Dr Helen Davidson (source unknown)

What was your biggest challenge during the investigation?

The biggest challenge was probably the fact that the murder of Dr Davidson is part of a Cold Case review and the police aren’t able to disclose information about the case. I should explain here what a Cold Case is: It’s a crime that’s remained unsolved for a long period of time. There is no new evidence. The case is deemed as low priority by the original investigating agency. So I had no access to official police documentation.

Where did you gather your information from and what was the research process like?

With no official documents to work from, I had to start from scratch with my research. That meant I had to go back to basics...and that meant mindmaps! They help me to get into the creative process. Research to me is about being creative, searching in every nook and cranny for clues. And mindmaps (they look like huge pictures of words and symbols that together form a spider’s web) are part of my creative process. Mindmapping is a bit like brainstorming, using any word or phrase that comes to mind that may, even remotely, be connected to the story, for example: woodland, GPs, lady doctors, Amersham, the 1960s, Hodgemoor Wood. Using these words as a base, I add more words connected to them until I have a giant spider’s web of words that I wouldn’t necessarily have thought of in the first place. These words progressed to questions….hundreds. One of the first questions I asked myself as a result of mindmapping was ‘How can I make contact with Amersham people from the 1960s?’. On a very basic level I began my research in my office, at my desk, with an A3 drawing pad and coloured felt tip pens. Then by diligent sleuthing over the next seven years, without preconceived ideas, asking endless questions that had not been asked before, it was like putting pieces together in a jigsaw.
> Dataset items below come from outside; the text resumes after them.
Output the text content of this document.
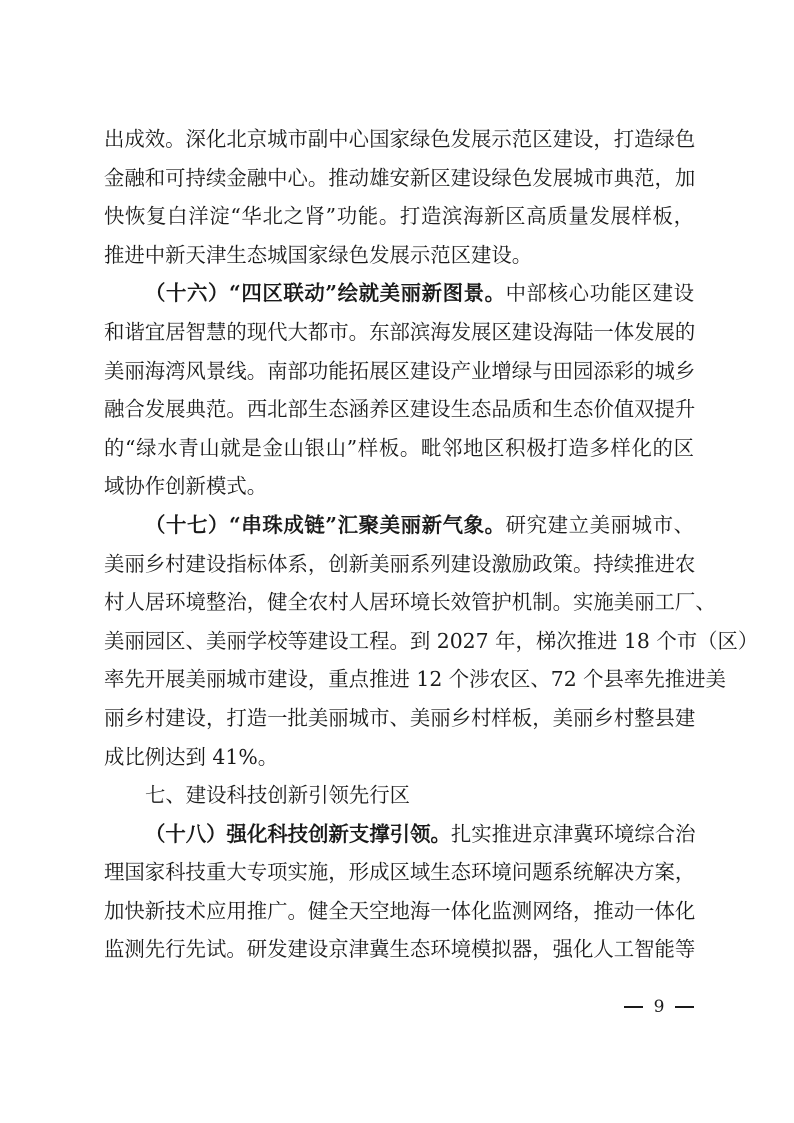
出成效。深化北京城市副中心国家绿色发展示范区建设，打造绿色
金融和可持续金融中心。推动雄安新区建设绿色发展城市典范，加
快恢复白洋淀“华北之肾”功能。打造滨海新区高质量发展样板，
推进中新天津生态城国家绿色发展示范区建设。
（十六）“四区联动”绘就美丽新图景。中部核心功能区建设
和谐宜居智慧的现代大都市。东部滨海发展区建设海陆一体发展的
美丽海湾风景线。南部功能拓展区建设产业增绿与田园添彩的城乡
融合发展典范。西北部生态涵养区建设生态品质和生态价值双提升
的“绿水青山就是金山银山”样板。毗邻地区积极打造多样化的区
域协作创新模式。
（十七）“串珠成链”汇聚美丽新气象。研究建立美丽城市、
美丽乡村建设指标体系，创新美丽系列建设激励政策。持续推进农
村人居环境整治，健全农村人居环境长效管护机制。实施美丽工厂、
美丽园区、美丽学校等建设工程。到 2027 年，梯次推进 18 个市（区）
率先开展美丽城市建设，重点推进 12 个涉农区、72 个县率先推进美
丽乡村建设，打造一批美丽城市、美丽乡村样板，美丽乡村整县建
成比例达到 41%。
七、建设科技创新引领先行区
（十八）强化科技创新支撑引领。扎实推进京津冀环境综合治
理国家科技重大专项实施，形成区域生态环境问题系统解决方案，
加快新技术应用推广。健全天空地海一体化监测网络，推动一体化
监测先行先试。研发建设京津冀生态环境模拟器，强化人工智能等
9
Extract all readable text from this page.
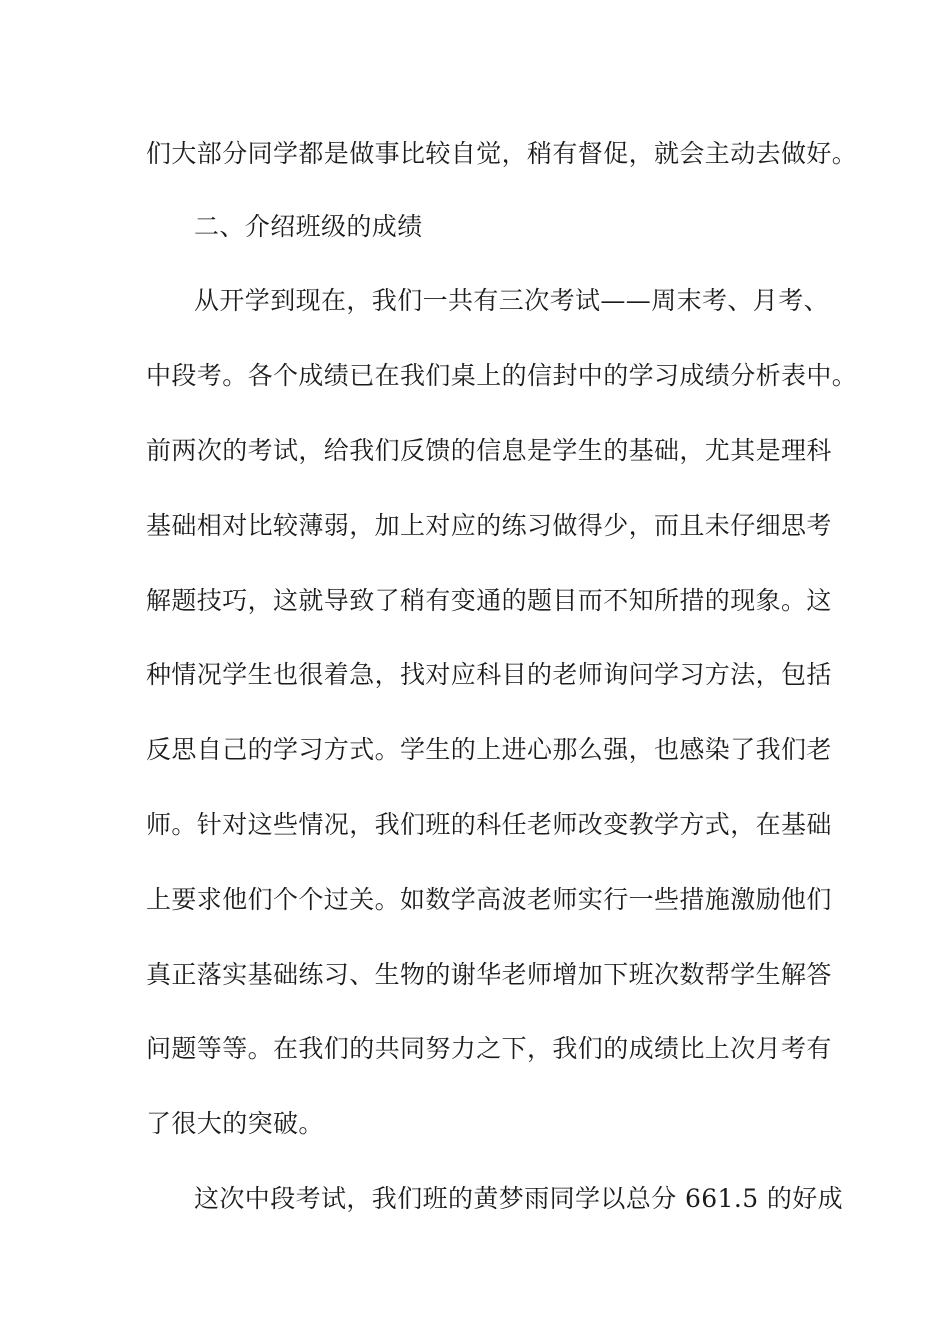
们大部分同学都是做事比较自觉，稍有督促，就会主动去做好。
二、介绍班级的成绩
从开学到现在，我们一共有三次考试——周末考、月考、
中段考。各个成绩已在我们桌上的信封中的学习成绩分析表中。
前两次的考试，给我们反馈的信息是学生的基础，尤其是理科
基础相对比较薄弱，加上对应的练习做得少，而且未仔细思考
解题技巧，这就导致了稍有变通的题目而不知所措的现象。这
种情况学生也很着急，找对应科目的老师询问学习方法，包括
反思自己的学习方式。学生的上进心那么强，也感染了我们老
师。针对这些情况，我们班的科任老师改变教学方式，在基础
上要求他们个个过关。如数学高波老师实行一些措施激励他们
真正落实基础练习、生物的谢华老师增加下班次数帮学生解答
问题等等。在我们的共同努力之下，我们的成绩比上次月考有
了很大的突破。
这次中段考试，我们班的黄梦雨同学以总分 661.5 的好成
Did you have one big breakthrough during your research?

I’d say I had several big breakthroughs. I’ll mention two: shortly after starting work on the story I traced, by chance, Professor David Bowen then in his 80s, who carried out the post mortem on Helen Davidson in 1966. That was a major coup, bearing in mind I had no official documentation to work from. Then I traced the police photographer who photographed the crime scene following Dr Davidson’s murder. He was also able to give me first-hand information. 
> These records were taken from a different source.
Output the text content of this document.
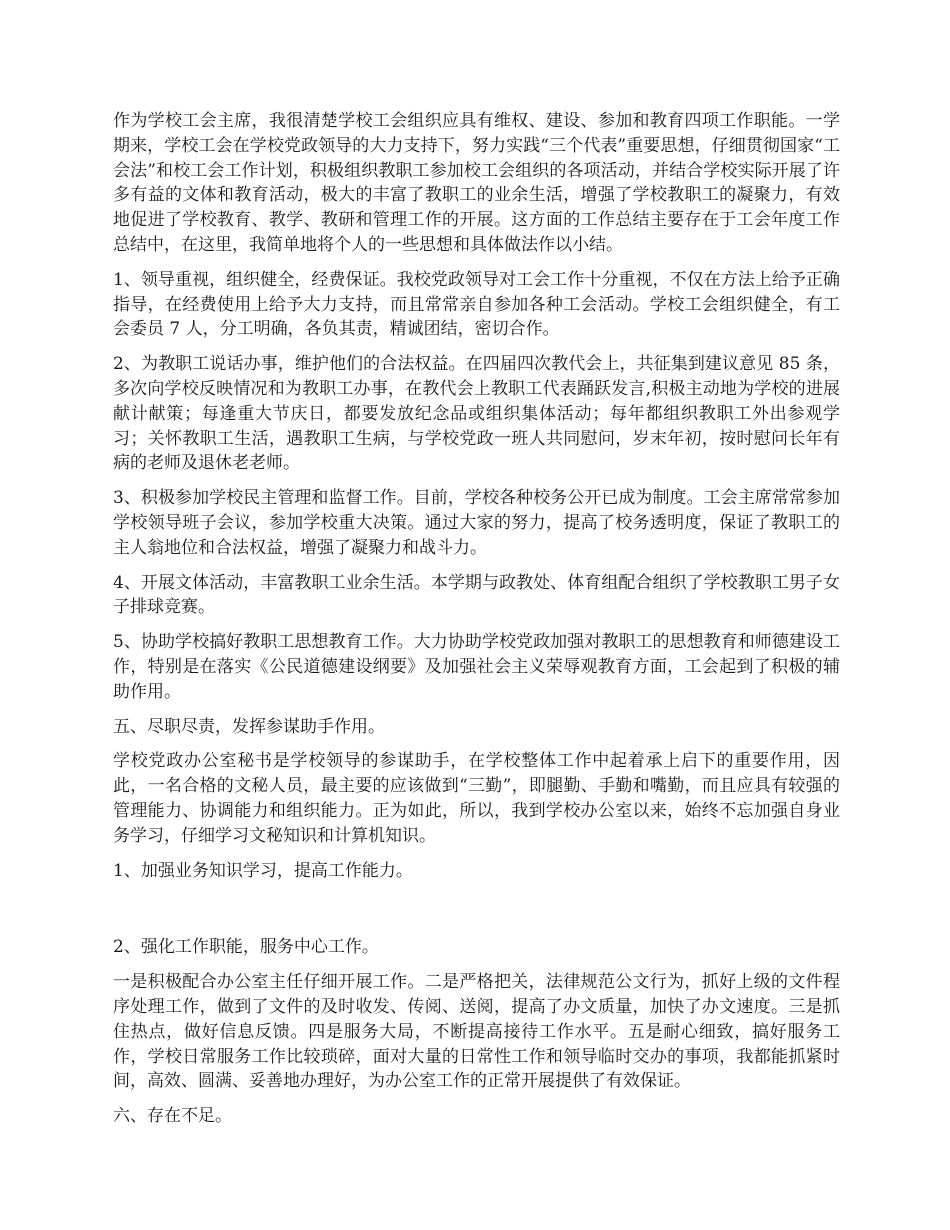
作为学校工会主席，我很清楚学校工会组织应具有维权、建设、参加和教育四项工作职能。一学期来，学校工会在学校党政领导的大力支持下，努力实践“三个代表”重要思想，仔细贯彻国家“工会法”和校工会工作计划，积极组织教职工参加校工会组织的各项活动，并结合学校实际开展了许多有益的文体和教育活动，极大的丰富了教职工的业余生活，增强了学校教职工的凝聚力，有效地促进了学校教育、教学、教研和管理工作的开展。这方面的工作总结主要存在于工会年度工作总结中，在这里，我简单地将个人的一些思想和具体做法作以小结。

1、领导重视，组织健全，经费保证。我校党政领导对工会工作十分重视，不仅在方法上给予正确指导，在经费使用上给予大力支持，而且常常亲自参加各种工会活动。学校工会组织健全，有工会委员 7 人，分工明确，各负其责，精诚团结，密切合作。

2、为教职工说话办事，维护他们的合法权益。在四届四次教代会上，共征集到建议意见 85 条，多次向学校反映情况和为教职工办事，在教代会上教职工代表踊跃发言,积极主动地为学校的进展献计献策；每逢重大节庆日，都要发放纪念品或组织集体活动；每年都组织教职工外出参观学习；关怀教职工生活，遇教职工生病，与学校党政一班人共同慰问，岁末年初，按时慰问长年有病的老师及退休老老师。

3、积极参加学校民主管理和监督工作。目前，学校各种校务公开已成为制度。工会主席常常参加学校领导班子会议，参加学校重大决策。通过大家的努力，提高了校务透明度，保证了教职工的主人翁地位和合法权益，增强了凝聚力和战斗力。

4、开展文体活动，丰富教职工业余生活。本学期与政教处、体育组配合组织了学校教职工男子女子排球竞赛。

5、协助学校搞好教职工思想教育工作。大力协助学校党政加强对教职工的思想教育和师德建设工作，特别是在落实《公民道德建设纲要》及加强社会主义荣辱观教育方面，工会起到了积极的辅助作用。

五、尽职尽责，发挥参谋助手作用。

学校党政办公室秘书是学校领导的参谋助手，在学校整体工作中起着承上启下的重要作用，因此，一名合格的文秘人员，最主要的应该做到“三勤”，即腿勤、手勤和嘴勤，而且应具有较强的管理能力、协调能力和组织能力。正为如此，所以，我到学校办公室以来，始终不忘加强自身业务学习，仔细学习文秘知识和计算机知识。

1、加强业务知识学习，提高工作能力。

2、强化工作职能，服务中心工作。

一是积极配合办公室主任仔细开展工作。二是严格把关，法律规范公文行为，抓好上级的文件程序处理工作，做到了文件的及时收发、传阅、送阅，提高了办文质量，加快了办文速度。三是抓住热点，做好信息反馈。四是服务大局，不断提高接待工作水平。五是耐心细致，搞好服务工作，学校日常服务工作比较琐碎，面对大量的日常性工作和领导临时交办的事项，我都能抓紧时间，高效、圆满、妥善地办理好，为办公室工作的正常开展提供了有效保证。

六、存在不足。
How did the community of Amersham warm to you – or not?

Oh… they did warm to me. I received willing co-operation from many people in Amersham and surrounding villages. Each person I was introduced to knew a small part of the story. And if one person didn’t know an answer to a question, they’d find someone who did. One gentleman, who was in hospital having suffered a recent stroke, heard about my request for help in connection with the unsolved murder case and asked to see me. That was so kind. Through my contacts in the town not only did I get to speak to some of Dr Davidson’s patients from the 1960s, I was also put in touch with suspects who’d been pulled in by the police and interrogated during their investigation, and was able to get first hand evidence from surviving family members. Finding new people and new evidence was like doing a dot to dot puzzle and I was there putting the clues together. I don’t think my Amersham team realise quite how valuable they have been. They were brilliant.
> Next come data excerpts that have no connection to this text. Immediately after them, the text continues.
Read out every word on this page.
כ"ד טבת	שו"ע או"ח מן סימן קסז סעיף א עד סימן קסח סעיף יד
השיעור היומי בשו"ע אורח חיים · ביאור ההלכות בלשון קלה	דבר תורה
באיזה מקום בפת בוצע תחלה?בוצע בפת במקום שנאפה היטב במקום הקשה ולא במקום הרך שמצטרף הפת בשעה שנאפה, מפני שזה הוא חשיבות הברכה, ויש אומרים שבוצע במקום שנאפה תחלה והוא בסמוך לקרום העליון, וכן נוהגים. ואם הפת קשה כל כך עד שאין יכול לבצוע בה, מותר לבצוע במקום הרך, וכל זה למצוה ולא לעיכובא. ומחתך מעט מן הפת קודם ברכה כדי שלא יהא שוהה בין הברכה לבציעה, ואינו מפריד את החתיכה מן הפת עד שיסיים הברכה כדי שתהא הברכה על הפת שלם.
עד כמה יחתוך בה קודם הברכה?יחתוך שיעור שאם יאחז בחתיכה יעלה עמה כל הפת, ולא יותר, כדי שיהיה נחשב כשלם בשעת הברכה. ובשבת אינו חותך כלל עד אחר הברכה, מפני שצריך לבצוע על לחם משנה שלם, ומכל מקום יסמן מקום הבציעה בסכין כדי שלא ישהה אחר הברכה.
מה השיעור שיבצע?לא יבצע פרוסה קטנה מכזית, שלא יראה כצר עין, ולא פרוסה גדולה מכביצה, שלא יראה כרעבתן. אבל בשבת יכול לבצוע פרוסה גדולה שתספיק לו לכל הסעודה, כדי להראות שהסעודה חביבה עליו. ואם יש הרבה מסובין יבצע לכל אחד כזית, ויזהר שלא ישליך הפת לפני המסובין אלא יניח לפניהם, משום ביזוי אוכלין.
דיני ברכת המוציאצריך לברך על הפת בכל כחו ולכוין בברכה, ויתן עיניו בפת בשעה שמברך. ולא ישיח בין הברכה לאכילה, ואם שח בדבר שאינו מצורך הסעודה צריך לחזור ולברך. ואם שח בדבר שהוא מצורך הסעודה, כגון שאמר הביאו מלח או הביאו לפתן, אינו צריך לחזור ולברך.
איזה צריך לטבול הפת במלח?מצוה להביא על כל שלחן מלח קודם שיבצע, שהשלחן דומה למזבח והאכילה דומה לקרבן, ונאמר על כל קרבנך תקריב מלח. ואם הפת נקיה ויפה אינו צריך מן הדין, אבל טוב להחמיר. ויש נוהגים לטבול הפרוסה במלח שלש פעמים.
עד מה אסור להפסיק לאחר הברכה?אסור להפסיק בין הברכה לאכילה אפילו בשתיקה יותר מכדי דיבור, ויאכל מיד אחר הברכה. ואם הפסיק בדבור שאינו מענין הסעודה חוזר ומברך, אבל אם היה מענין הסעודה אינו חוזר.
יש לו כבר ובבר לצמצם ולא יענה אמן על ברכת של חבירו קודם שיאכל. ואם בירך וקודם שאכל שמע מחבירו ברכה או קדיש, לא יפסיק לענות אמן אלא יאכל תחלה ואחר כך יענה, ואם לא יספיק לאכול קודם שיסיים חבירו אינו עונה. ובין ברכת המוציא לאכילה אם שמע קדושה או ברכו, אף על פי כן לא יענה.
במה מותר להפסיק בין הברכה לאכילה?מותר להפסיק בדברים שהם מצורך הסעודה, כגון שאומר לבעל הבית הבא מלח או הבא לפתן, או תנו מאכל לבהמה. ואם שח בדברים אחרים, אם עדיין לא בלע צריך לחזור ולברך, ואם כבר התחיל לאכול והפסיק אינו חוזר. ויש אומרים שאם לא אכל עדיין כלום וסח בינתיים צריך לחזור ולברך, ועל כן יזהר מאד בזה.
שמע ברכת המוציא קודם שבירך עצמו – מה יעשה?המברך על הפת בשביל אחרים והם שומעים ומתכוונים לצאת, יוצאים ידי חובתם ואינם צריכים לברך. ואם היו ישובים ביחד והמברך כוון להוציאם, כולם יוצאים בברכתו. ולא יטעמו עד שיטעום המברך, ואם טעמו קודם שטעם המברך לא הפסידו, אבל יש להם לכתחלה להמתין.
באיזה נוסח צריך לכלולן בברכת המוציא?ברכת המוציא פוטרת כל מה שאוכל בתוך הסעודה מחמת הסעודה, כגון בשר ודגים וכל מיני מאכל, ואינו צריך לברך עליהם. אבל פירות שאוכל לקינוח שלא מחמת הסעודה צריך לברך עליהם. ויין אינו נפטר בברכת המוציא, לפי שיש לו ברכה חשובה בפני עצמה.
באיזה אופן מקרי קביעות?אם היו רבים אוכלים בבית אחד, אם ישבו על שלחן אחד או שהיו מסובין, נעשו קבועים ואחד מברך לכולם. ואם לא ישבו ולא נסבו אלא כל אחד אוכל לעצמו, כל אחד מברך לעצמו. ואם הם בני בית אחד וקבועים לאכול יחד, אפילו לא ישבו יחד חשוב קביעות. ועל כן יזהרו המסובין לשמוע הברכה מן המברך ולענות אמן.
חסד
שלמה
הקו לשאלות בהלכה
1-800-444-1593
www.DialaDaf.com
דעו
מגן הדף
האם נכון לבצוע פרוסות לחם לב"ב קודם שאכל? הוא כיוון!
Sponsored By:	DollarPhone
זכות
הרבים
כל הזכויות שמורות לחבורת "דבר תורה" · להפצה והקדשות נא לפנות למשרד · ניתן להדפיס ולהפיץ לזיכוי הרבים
Was it upsetting or disturbing to write about Dr Davidson’s murder, and if so how did you handle it?

Upsetting or disturbing? Not really. It was hard work. I just got on with it.

What do you enjoy most about writing books?

To be honest, it’s doing the research I enjoy most.

What books have influenced you?

I wouldn’t say any books have influenced me. During the seven years leading up to publication of Injured Parties I was engrossed in heavy duty research at libraries, archives, anywhere I could get first-hand information. I did read novels to lighten the occasional frustrations resulting from going down a lot of dead ends!

If you could interview another author (living or dead) who would it be and why?

There are two authors: firstly Graham Greene because he was such an expert at writing about the human condition. Secondly Tony Buzan, the inventor of Mind Maps, because mindmapping transformed my thinking process.